Open deguilardi opened 7 years ago
It seems that each build variant will generate its own libraries. Solution is to use prebuilt libs or use old external build script. Reference: https://stackoverflow.com/questions/43495127/gradle-android-single-ndk-build-for-multiple-flavors
@enrevol that's not correct. The folders build/intermitates/ndkBuild/FLAVOR/RELEASE/obj/local store the same libraries for every flavor/release. The libraries are all repetitions. And this behavior didn't happen on the version 3.14 or older.
cocos2d-x 3.15 uses a new build system, which is different from 3.14 and older versions.
@enrevol I know about the changes. But this behavior is not because of the build system, it's because of the way it is configured to build. There is no restrictions on gradle to build the libraries separately in a shared libs folder, one that every flavor can reach.
After building for development and production my build folder is 68 gigs. This is bad, very bad. I work on a mac pro with 6 3.5ghz xeon E5 cores and 16gb of memory, and the project takes 4 hours to compile ONLY because it compiles the entire cocos library for each flavor.
Can you imagine how bad it is on a standard quad-cored i5?
Before the update it used to take about 20 minutes.

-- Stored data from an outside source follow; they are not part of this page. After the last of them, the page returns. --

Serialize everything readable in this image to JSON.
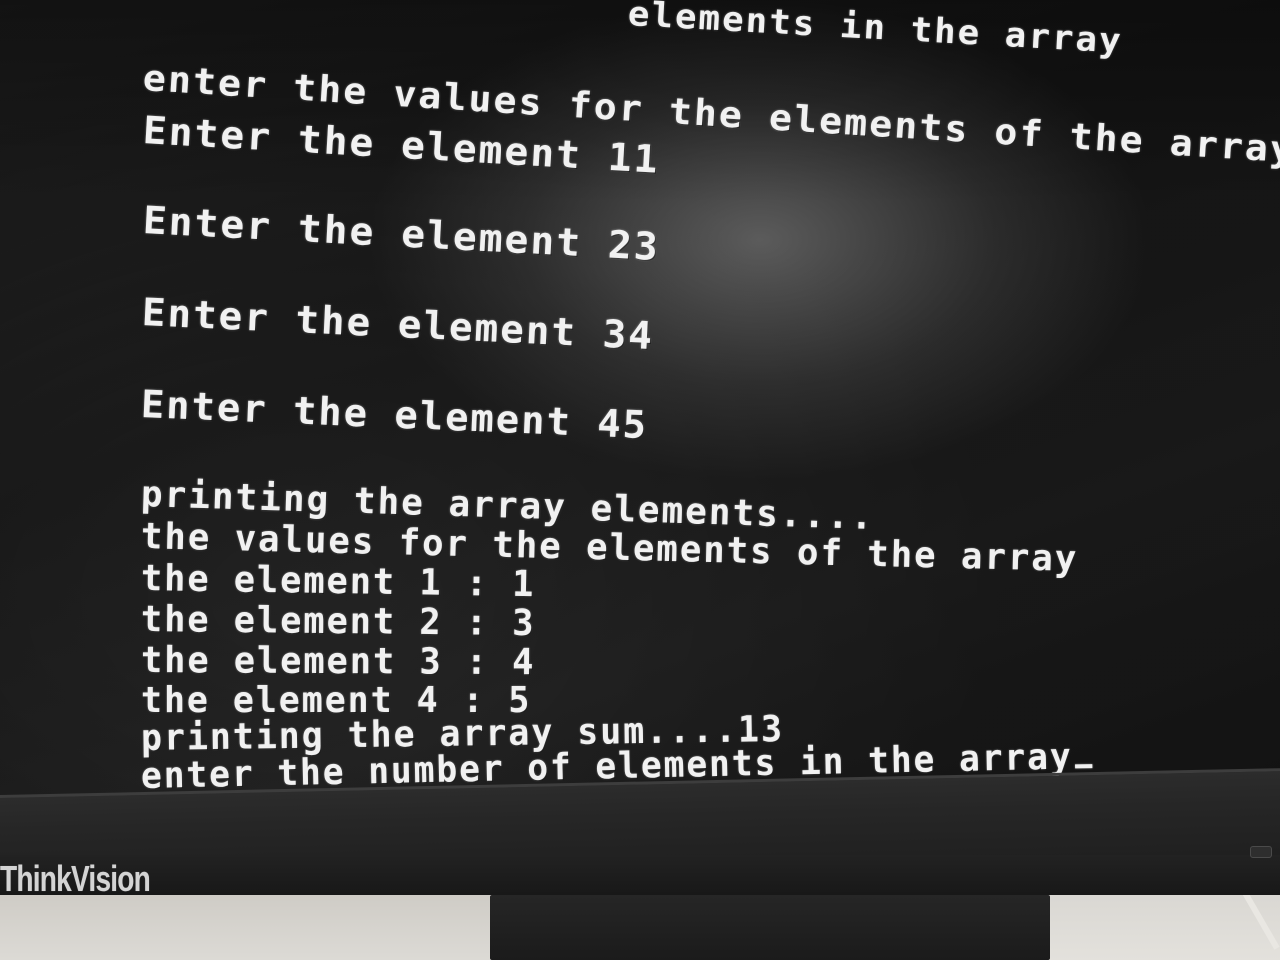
{
  "terminal": {
    "lines": [
      "elements in the array",
      "enter the values for the elements of the array",
      "Enter the element 11",
      "Enter the element 23",
      "Enter the element 34",
      "Enter the element 45",
      "printing the array elements....",
      "the values for the elements of the array",
      "the element 1 : 1",
      "the element 2 : 3",
      "the element 3 : 4",
      "the element 4 : 5",
      "printing the array sum....13",
      "enter the number of elements in the array"
    ],
    "text_color": "#f1f1f1",
    "background_color": "#1e1e1e"
  },
  "monitor": {
    "brand": "ThinkVision",
    "bezel_color": "#262626"
  }
}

Did you use gradle before?
yes, I use gradle for a long time. Gradle allows us to build a project a single time and use it as a sub project of infinite other projects. Instead of compiling the entire cocos library for each flavor, you can build it as a sub project. What I am not familiar is NDK build. If we find a way to build the cocos library inside the "cocos library" (libcocos2dx/build) every flavor will be able to load from there and this will make a HUGE difference on compiling time.